Moreover, Tom Hanks was nervous about not making a mess of playing the role of a living hero. The first and probably one of the most important things to note is therefore the responsibility that Hanks took on. As Sully is a national hero, even the famous Tom Hanks felt enormous pressure in playing the part he played. What is curious is that Sully, Clint Eastwood, and Tom Hanks are in the same triangle: Tom played the Sully character, Sully saw it from the sidelines, and Clint was familiar with a similar accident in the 1950. He was in the army, when a military plane, in which Eastwood was a passenger, was forced to land on the Pacific Ocean. The pilot, a young soldier, also set it on the surface of the water. But when Clint saw the incident reported in a photo in a newspaper, he was impressed by how noble Sully was, and the risks that he took. Personally, Sully also felt this moment changed his life forever.
In the real story, after 7 minutes in the air the plane encountered a flock of Canada geese, which damaged both engines. The pilot had 208 seconds, at most, to choose a runaway. Nearest to the plane was an airfield in New Jersey and the Teterboro airport, but no time to land at either one. Sully took a risk and set the plane down on the Hudson River’s surface. The co-pilot, Jeffrey B. Smiles, ordered all safety measures for tightness, so that the plane could slide across the surface and stay afloat. All 155 passengers escaped by climbing out onto both wings while the New York coast guard rushed to the rescue. Most of the passengers were diagnosed with hypothermia but left the hospital for home the same evening. The airline paid them compensation and later a payment to settle a formal complaint.

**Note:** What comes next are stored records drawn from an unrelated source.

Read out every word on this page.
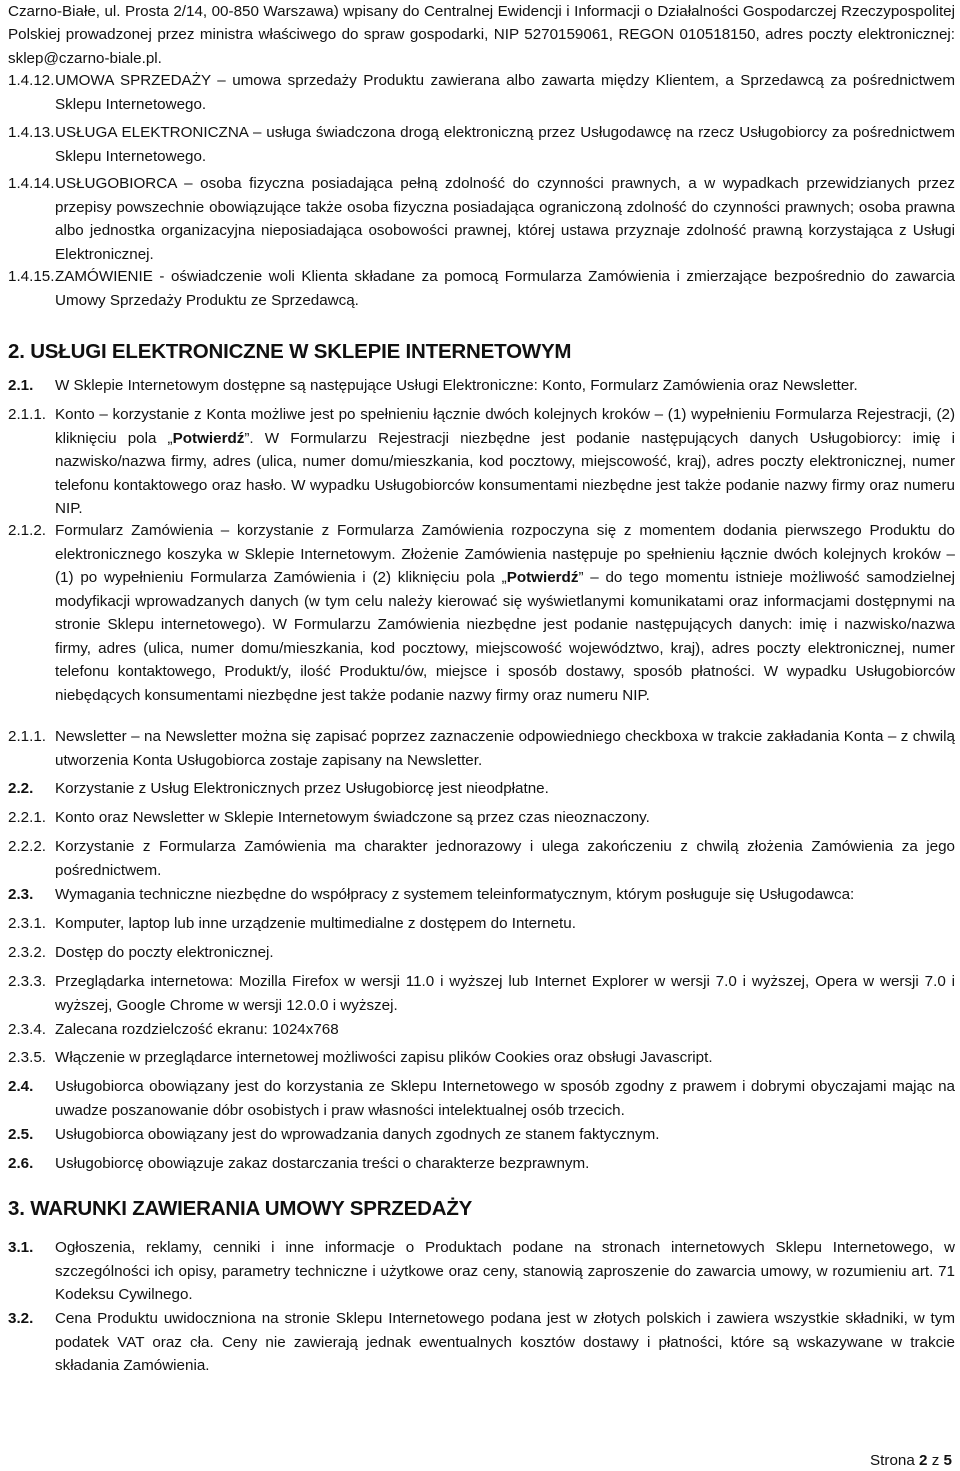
Czarno-Białe, ul. Prosta 2/14, 00-850 Warszawa) wpisany do Centralnej Ewidencji i Informacji o Działalności Gospodarczej Rzeczypospolitej Polskiej prowadzonej przez ministra właściwego do spraw gospodarki, NIP 5270159061, REGON 010518150, adres poczty elektronicznej: sklep@czarno-biale.pl.

1.4.12. UMOWA SPRZEDAŻY – umowa sprzedaży Produktu zawierana albo zawarta między Klientem, a Sprzedawcą za pośrednictwem Sklepu Internetowego.
1.4.13. USŁUGA ELEKTRONICZNA – usługa świadczona drogą elektroniczną przez Usługodawcę na rzecz Usługobiorcy za pośrednictwem Sklepu Internetowego.
1.4.14. USŁUGOBIORCA – osoba fizyczna posiadająca pełną zdolność do czynności prawnych, a w wypadkach przewidzianych przez przepisy powszechnie obowiązujące także osoba fizyczna posiadająca ograniczoną zdolność do czynności prawnych; osoba prawna albo jednostka organizacyjna nieposiadająca osobowości prawnej, której ustawa przyznaje zdolność prawną korzystająca z Usługi Elektronicznej.
1.4.15. ZAMÓWIENIE - oświadczenie woli Klienta składane za pomocą Formularza Zamówienia i zmierzające bezpośrednio do zawarcia Umowy Sprzedaży Produktu ze Sprzedawcą.
2. USŁUGI ELEKTRONICZNE W SKLEPIE INTERNETOWYM
2.1. W Sklepie Internetowym dostępne są następujące Usługi Elektroniczne: Konto, Formularz Zamówienia oraz Newsletter.
2.1.1. Konto – korzystanie z Konta możliwe jest po spełnieniu łącznie dwóch kolejnych kroków – (1) wypełnieniu Formularza Rejestracji, (2) kliknięciu pola „Potwierdź”. W Formularzu Rejestracji niezbędne jest podanie następujących danych Usługobiorcy: imię i nazwisko/nazwa firmy, adres (ulica, numer domu/mieszkania, kod pocztowy, miejscowość, kraj), adres poczty elektronicznej, numer telefonu kontaktowego oraz hasło. W wypadku Usługobiorców konsumentami niezbędne jest także podanie nazwy firmy oraz numeru NIP.
2.1.2. Formularz Zamówienia – korzystanie z Formularza Zamówienia rozpoczyna się z momentem dodania pierwszego Produktu do elektronicznego koszyka w Sklepie Internetowym. Złożenie Zamówienia następuje po spełnieniu łącznie dwóch kolejnych kroków – (1) po wypełnieniu Formularza Zamówienia i (2) kliknięciu pola „Potwierdź” – do tego momentu istnieje możliwość samodzielnej modyfikacji wprowadzanych danych (w tym celu należy kierować się wyświetlanymi komunikatami oraz informacjami dostępnymi na stronie Sklepu internetowego). W Formularzu Zamówienia niezbędne jest podanie następujących danych: imię i nazwisko/nazwa firmy, adres (ulica, numer domu/mieszkania, kod pocztowy, miejscowość województwo, kraj), adres poczty elektronicznej, numer telefonu kontaktowego, Produkt/y, ilość Produktu/ów, miejsce i sposób dostawy, sposób płatności. W wypadku Usługobiorców niebędących konsumentami niezbędne jest także podanie nazwy firmy oraz numeru NIP.
2.1.1. Newsletter – na Newsletter można się zapisać poprzez zaznaczenie odpowiedniego checkboxa w trakcie zakładania Konta – z chwilą utworzenia Konta Usługobiorca zostaje zapisany na Newsletter.
2.2. Korzystanie z Usług Elektronicznych przez Usługobiorcę jest nieodpłatne.
2.2.1. Konto oraz Newsletter w Sklepie Internetowym świadczone są przez czas nieoznaczony.
2.2.2. Korzystanie z Formularza Zamówienia ma charakter jednorazowy i ulega zakończeniu z chwilą złożenia Zamówienia za jego pośrednictwem.
2.3. Wymagania techniczne niezbędne do współpracy z systemem teleinformatycznym, którym posługuje się Usługodawca:
2.3.1. Komputer, laptop lub inne urządzenie multimedialne z dostępem do Internetu.
2.3.2. Dostęp do poczty elektronicznej.
2.3.3. Przeglądarka internetowa: Mozilla Firefox w wersji 11.0 i wyższej lub Internet Explorer w wersji 7.0 i wyższej, Opera w wersji 7.0 i wyższej, Google Chrome w wersji 12.0.0 i wyższej.
2.3.4. Zalecana rozdzielczość ekranu: 1024x768
2.3.5. Włączenie w przeglądarce internetowej możliwości zapisu plików Cookies oraz obsługi Javascript.
2.4. Usługobiorca obowiązany jest do korzystania ze Sklepu Internetowego w sposób zgodny z prawem i dobrymi obyczajami mając na uwadze poszanowanie dóbr osobistych i praw własności intelektualnej osób trzecich.
2.5. Usługobiorca obowiązany jest do wprowadzania danych zgodnych ze stanem faktycznym.
2.6. Usługobiorcę obowiązuje zakaz dostarczania treści o charakterze bezprawnym.
3. WARUNKI ZAWIERANIA UMOWY SPRZEDAŻY
3.1. Ogłoszenia, reklamy, cenniki i inne informacje o Produktach podane na stronach internetowych Sklepu Internetowego, w szczególności ich opisy, parametry techniczne i użytkowe oraz ceny, stanowią zaproszenie do zawarcia umowy, w rozumieniu art. 71 Kodeksu Cywilnego.
3.2. Cena Produktu uwidoczniona na stronie Sklepu Internetowego podana jest w złotych polskich i zawiera wszystkie składniki, w tym podatek VAT oraz cła. Ceny nie zawierają jednak ewentualnych kosztów dostawy i płatności, które są wskazywane w trakcie składania Zamówienia.
Strona 2 z 5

In aviation history this was the second case of an emergency “splashdown”, but this time without fatalities. Only one man was prescribed glasses after the fuel burned his eyes.
Looking back in history, in November of 1996 a Boeing aircraft flown by Ethiopian Airlines was en route from Mumbai to Abidjan – the largest city in the Western African country of the République de Côte d’Ivoire, when it was captured by terrorists and forced to head for Australia, where the hijackers planned to seek political asylum. As fuel was running out, the crew landed the aircraft on the Indian Ocean, near the Komori Islands. Fifty passengers out of 177 could be saved while the others died. It was a tragic incident and a typical outcome for airplanes that “splash down”.

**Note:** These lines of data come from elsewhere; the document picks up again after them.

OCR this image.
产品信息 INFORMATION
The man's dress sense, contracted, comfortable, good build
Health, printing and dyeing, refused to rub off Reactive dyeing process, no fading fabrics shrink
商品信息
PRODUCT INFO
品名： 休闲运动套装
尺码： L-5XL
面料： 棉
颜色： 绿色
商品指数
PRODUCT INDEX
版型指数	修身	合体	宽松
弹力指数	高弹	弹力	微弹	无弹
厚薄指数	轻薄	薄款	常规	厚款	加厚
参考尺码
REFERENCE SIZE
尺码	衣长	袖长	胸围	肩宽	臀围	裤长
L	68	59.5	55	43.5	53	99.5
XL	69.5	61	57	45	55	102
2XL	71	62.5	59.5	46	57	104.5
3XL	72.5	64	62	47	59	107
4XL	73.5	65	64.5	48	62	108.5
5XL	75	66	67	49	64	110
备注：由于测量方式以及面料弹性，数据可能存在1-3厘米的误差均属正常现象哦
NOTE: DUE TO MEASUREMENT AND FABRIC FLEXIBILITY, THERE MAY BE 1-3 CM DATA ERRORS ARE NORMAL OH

So, Sully performed a miracle, considering that in water landings, there are normally no survivors.
Interesting facts to note
- Tom Hanks accepted the role after he read 5 pages of the script;
- For this movie, the co-pilot hero, Aaron Eckhart, got a private pilot license;
- For the best way to film the evacuation, Clint Eastwood used 5 cameras from different perspectives;
- All the cameras used in the movie were IMAX, a rare case in Movie history;
- The film was directed in 11 different parts of New York.
The movie titled “Sully” or it’s alternate name “The Miracle on the Hudson” is a fantastic story about one man and his team, who rescued 155 people from death. He took a risk for others. What better can a man doing his job do?